Plaintiff argues that this Court should presume the Legislature intended retroactive application of § 660(b) in light of the latent nature of certain occupational diseases. While the humanitarian purpose of § 660(b) is apparent, its language is clear. “Where the meaning of a statute is plain on its face, this Court will enforce the statute according to its terms for there is no need for construction; the legislative intent is to be ascertained from the act itself.” Burlington Elec. Dep't, 154 Vt. at 335-36, 576 A.2d at 452 (quoting Hill v. Conway, 143 Vt. 91, 93, 463 A.2d 232, 233 (1983) (internal quotations omitted)). Nothing in § 660(b) implies an intent for the discovery rule to apply retroactively to occupational diseases. Ordinarily, a statute does not apply to cases pending at the time it becomes effective. 1 V.S.A. § 214(b)(1) reads: “ [t]he amendment or repeal of an act or statutory provision ․ shall not [a]ffect the operation of the act or provision prior to the effective date of the amendment or the repeal thereof.” Section 660(b) specifically repealed the ODA, and replaced it with a discovery rule. Unfortunately for plaintiff, the line was drawn in a manner that does not afford him relief.
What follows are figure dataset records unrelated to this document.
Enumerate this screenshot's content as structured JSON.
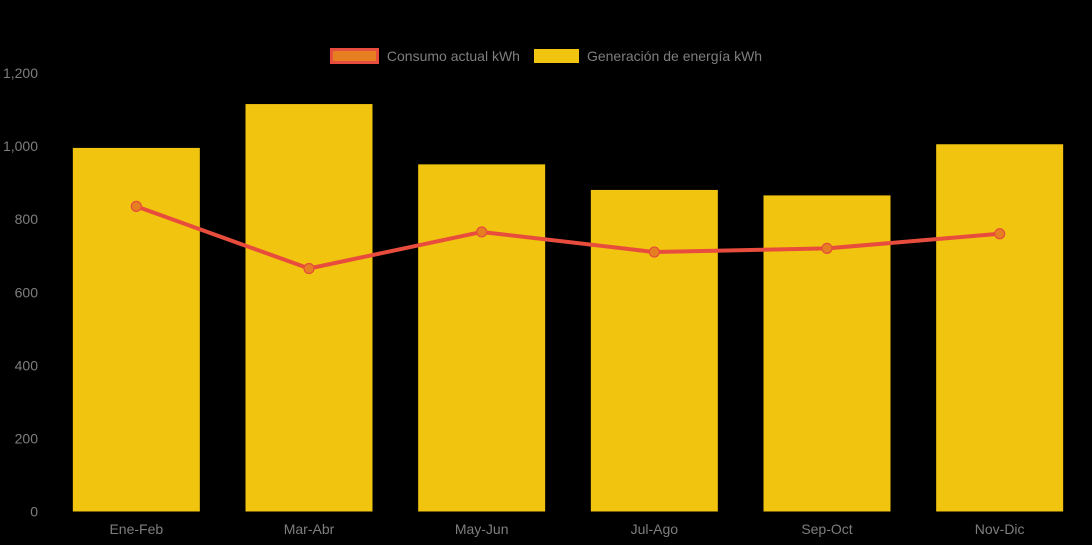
{
  "chart_data": {
    "type": "combo-bar-line",
    "categories": [
      "Ene-Feb",
      "Mar-Abr",
      "May-Jun",
      "Jul-Ago",
      "Sep-Oct",
      "Nov-Dic"
    ],
    "series": [
      {
        "name": "Consumo actual kWh",
        "type": "line",
        "values": [
          835,
          665,
          765,
          710,
          720,
          760
        ],
        "color": "#E74C3C",
        "marker_color": "#E67E22"
      },
      {
        "name": "Generación de energía kWh",
        "type": "bar",
        "values": [
          995,
          1115,
          950,
          880,
          865,
          1005
        ],
        "color": "#F1C40F"
      }
    ],
    "title": "",
    "xlabel": "",
    "ylabel": "",
    "ylim": [
      0,
      1200
    ],
    "yticks": [
      {
        "value": 0,
        "label": "0"
      },
      {
        "value": 200,
        "label": "200"
      },
      {
        "value": 400,
        "label": "400"
      },
      {
        "value": 600,
        "label": "600"
      },
      {
        "value": 800,
        "label": "800"
      },
      {
        "value": 1000,
        "label": "1,000"
      },
      {
        "value": 1200,
        "label": "1,200"
      }
    ],
    "grid": false,
    "legend_position": "top-center",
    "background_color": "#000000",
    "text_color": "#7E7E7E"
  }
}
Plaintiff's final contention is that any statutory interpretation which denies his claim violates his right to a remedy under Chapter I, Article 4 of the Vermont Constitution, which provides that “[e]very person within this state ought to find a certain remedy, by having recourse to the laws, for all injuries or wrongs which one may receive in person, property or character ․” Vt. Const. ch. I, art. 4. This Court has equated Article 4 with the federal Due Process Clause. See Mellin v. Flood Brook Union School Dist., 173 Vt. 202, 218, 790 A.2d 408, 422 (2001). “[Article 4] does not create substantive rights ․; it merely provides access to the courts.” Quesnel v. Town of Middlebury, 167 Vt. 252, 258, 706 A.2d 436, 439 (1997) (citations omitted). In Quesnel, this Court determined that the lack of a statutory or common law cause of action did not in itself violate Article 4. Id. Because of the plain language of the ODA, and because the Legislature chose not to apply § 660(b) retroactively, plaintiff lacks a statutory or common law cause of action. The claim that plaintiff has been denied a constitutional right to a remedy is without merit as it is within the Legislature's authority to define and limit a cause of action.
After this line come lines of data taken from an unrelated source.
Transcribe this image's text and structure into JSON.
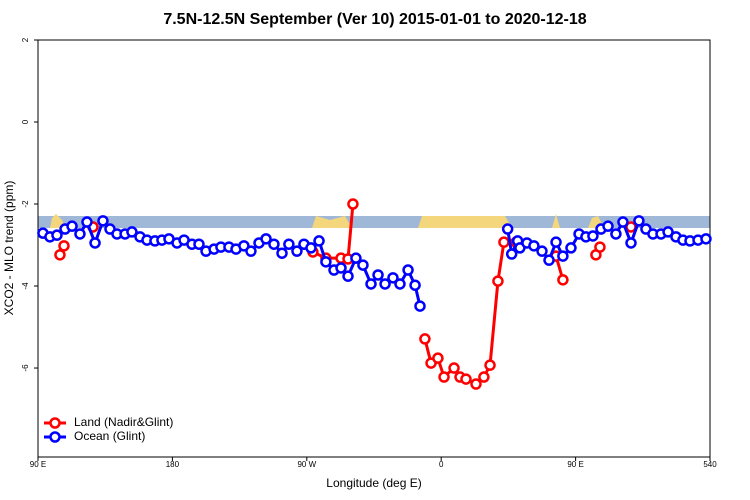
{
  "chart_data": {
    "type": "line",
    "title": "7.5N-12.5N September (Ver 10)   2015-01-01 to 2020-12-18",
    "x_label": "Longitude (deg E)",
    "y_label": "XCO2 - MLO trend (ppm)",
    "xlim": [
      90,
      540
    ],
    "xticks": [
      {
        "value": 90,
        "label": "90 E"
      },
      180,
      {
        "value": 270,
        "label": "90 W"
      },
      {
        "value": 360,
        "label": "0"
      },
      {
        "value": 450,
        "label": "90 E"
      },
      540
    ],
    "ylim": [
      -8.17,
      2
    ],
    "yticks": [
      2,
      0,
      -2,
      -4,
      -6
    ],
    "legend": "bottom-left",
    "series": [
      {
        "name": "Land (Nadir&Glint)",
        "color": "#ff0000",
        "x": [
          104.7,
          107.4,
          null,
          126.8,
          null,
          274.1,
          282.8,
          292.9,
          297.6,
          300.9,
          null,
          349.1,
          353.2,
          357.8,
          361.9,
          368.6,
          372.6,
          376.6,
          383.3,
          388.6,
          392.7,
          398.0,
          402.0,
          410.1,
          null,
          436.9,
          441.5,
          null,
          463.6,
          466.3,
          null,
          487.1
        ],
        "values": [
          -3.24,
          -3.02,
          null,
          -2.56,
          null,
          -3.17,
          -3.32,
          -3.32,
          -3.34,
          -2.0,
          null,
          -5.29,
          -5.88,
          -5.76,
          -6.22,
          -6.0,
          -6.22,
          -6.27,
          -6.39,
          -6.22,
          -5.93,
          -3.88,
          -2.93,
          -2.93,
          null,
          -3.27,
          -3.85,
          null,
          -3.24,
          -3.05,
          null,
          -2.56
        ]
      },
      {
        "name": "Ocean (Glint)",
        "color": "#0000ff",
        "x": [
          93.3,
          98.0,
          102.7,
          108.1,
          112.8,
          118.1,
          122.8,
          128.2,
          133.5,
          138.2,
          142.9,
          148.3,
          152.9,
          158.3,
          163.0,
          168.3,
          173.0,
          177.7,
          183.1,
          187.8,
          193.1,
          197.8,
          202.5,
          207.9,
          212.5,
          217.9,
          222.6,
          227.9,
          232.6,
          238.0,
          242.7,
          248.0,
          253.4,
          258.0,
          263.4,
          268.1,
          272.8,
          278.2,
          282.8,
          288.2,
          292.9,
          297.6,
          302.9,
          307.6,
          313.0,
          317.7,
          322.4,
          327.7,
          332.4,
          337.8,
          342.5,
          345.8,
          null,
          404.5,
          407.2,
          411.2,
          412.7,
          417.4,
          422.1,
          427.5,
          432.2,
          436.9,
          441.5,
          446.9,
          452.3,
          456.9,
          461.6,
          467.0,
          471.7,
          477.0,
          481.7,
          487.1,
          492.4,
          497.1,
          501.8,
          507.2,
          511.9,
          517.2,
          521.9,
          526.6,
          532.0,
          537.3
        ],
        "values": [
          -2.71,
          -2.8,
          -2.76,
          -2.61,
          -2.54,
          -2.73,
          -2.44,
          -2.95,
          -2.41,
          -2.61,
          -2.73,
          -2.73,
          -2.68,
          -2.8,
          -2.88,
          -2.9,
          -2.88,
          -2.85,
          -2.95,
          -2.88,
          -2.98,
          -2.98,
          -3.15,
          -3.1,
          -3.05,
          -3.05,
          -3.1,
          -3.02,
          -3.15,
          -2.95,
          -2.85,
          -2.98,
          -3.2,
          -2.98,
          -3.15,
          -2.98,
          -3.07,
          -2.9,
          -3.41,
          -3.61,
          -3.56,
          -3.76,
          -3.32,
          -3.49,
          -3.95,
          -3.73,
          -3.95,
          -3.8,
          -3.95,
          -3.61,
          -3.98,
          -4.49,
          null,
          -2.61,
          -3.22,
          -2.9,
          -3.07,
          -2.95,
          -3.02,
          -3.15,
          -3.37,
          -2.93,
          -3.27,
          -3.07,
          -2.73,
          -2.8,
          -2.78,
          -2.61,
          -2.54,
          -2.73,
          -2.44,
          -2.95,
          -2.41,
          -2.61,
          -2.73,
          -2.73,
          -2.68,
          -2.8,
          -2.88,
          -2.9,
          -2.88,
          -2.85
        ]
      }
    ]
  }
}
Chapter II, Section 70 of the Vermont Constitution expressly authorizes the Legislature to establish the workers' compensation laws. The ODA is part of the workers' compensation statutory framework. “[T]he right to maintain such an action is afforded only by the Legislature.” Quesnel, 167 Vt. at 258, 706 A.2d at 439. This Court has found that while the Legislature may create “reasonable limitations on rights of action, due process does not permit the legislature to annul vested rights.” Lillicrap v. Martin, 156 Vt. 165, 178, 591 A.2d 41, 48 (1991). The Legislature never interfered with a vested right of the plaintiff; rather, it limited the availability of a remedy. In the absence of a vested cause of action, there is no constitutional deprivation or right to redress.